Emilia groaned, her cheeks flushing despite herself. "Oh, shut up," she muttered, elbowing her lightly in the ribs. But she couldn't stop the smile that tugged at her lips.
But when they left her alone, she lingered by the hut, tracing the wooden doorframe with her fingertips. It was such a simple thing, a small comfort, built with effort and care. Yet to her, it meant everything.
For the first time since arriving in this strange world, Emilia felt truly at ease. She smiled softly. "A toilet," she whispered. "Who knew that'd be my first real victory?"
The day turned dark quicker than Emilia expected. After teaching the villagers how to cook simple meals and sharing dinner with them by the fire, laughter and gratitude filled the air until the stars blinked awake above Tharrosk.
When the meal was done, she returned to her cabin, exhaustion clinging to her limbs but satisfaction warming her chest. She then opened the small hut after putting some of her belongings inside her cabin.
Inside, the air smelled faintly of herbs and smoke. Emilia lit a small oil lamp, its golden glow washing over the wooden walls. She reached for a basin and poured in a bit of clean water, sighing as the coolness touched her skin. "Just a quick wash," she muttered. "Enough to not feel like I've been rolling in dirt all day."
As she began to scrub at her neck and arms, Hikarimetsu leaned lazily against the doorframe, her silver hair catching the lamplight. "Do you need help scrubbing your back?" she asked with a sly smile.
Emilia shot her a look over her shoulder. "I'm going to poop, not take a bath. I don't want you staring at me while I'm popping."
Hikarimetsu blinked, then nodded solemnly, as if this were a very serious matter. "Makes sense."
Emilia rolled her eyes but couldn't help the tiny laugh that slipped out. She picked up a silk fern leaf. "But," Emilia added as she started to scrub her body while sitting on the garderobe, "I want you to stay close. Just in case. Keep me safe."
Hikarimetsu straightened, hand resting on the hilt of her blade, though Emilia suspected the gesture was more for show than necessity. "Of course," she said with mock seriousness. "That goes without saying, really."

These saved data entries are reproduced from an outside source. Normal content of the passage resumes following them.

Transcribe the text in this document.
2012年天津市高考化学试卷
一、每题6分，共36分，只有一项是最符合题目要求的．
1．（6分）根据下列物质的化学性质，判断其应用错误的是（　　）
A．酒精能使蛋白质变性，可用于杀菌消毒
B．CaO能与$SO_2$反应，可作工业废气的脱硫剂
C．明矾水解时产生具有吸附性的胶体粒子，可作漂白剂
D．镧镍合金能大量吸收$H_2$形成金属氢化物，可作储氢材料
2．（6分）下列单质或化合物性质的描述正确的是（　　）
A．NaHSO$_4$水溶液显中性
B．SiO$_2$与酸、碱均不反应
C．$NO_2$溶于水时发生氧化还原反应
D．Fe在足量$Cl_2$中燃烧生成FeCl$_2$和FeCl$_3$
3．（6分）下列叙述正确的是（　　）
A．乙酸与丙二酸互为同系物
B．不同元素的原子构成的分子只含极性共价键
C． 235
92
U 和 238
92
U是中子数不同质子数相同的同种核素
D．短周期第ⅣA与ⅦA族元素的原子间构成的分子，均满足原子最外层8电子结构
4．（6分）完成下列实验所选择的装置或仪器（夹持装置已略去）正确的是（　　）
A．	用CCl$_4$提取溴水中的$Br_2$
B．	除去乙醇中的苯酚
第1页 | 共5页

Emilia smirked. "Good. Because if I get attacked by a monster mid-poop, I'm haunting you."
That earned her a quiet chuckle from the spirit. "Noted, Master. I'll guard your… sacred moment."
"Don't make it sound weird," Emilia grumbled, closing the door behind her. "And stop staring; just wait outside."
"Fine, fine." Hikarimetsu walked outside the hut and stayed in front of the curtain.
Outside, the forest rustled softly, the moonlight spilling across the rebuilt village. Somewhere beyond the trees, a distant howl echoed, but in the Tharrosk, everything is calm.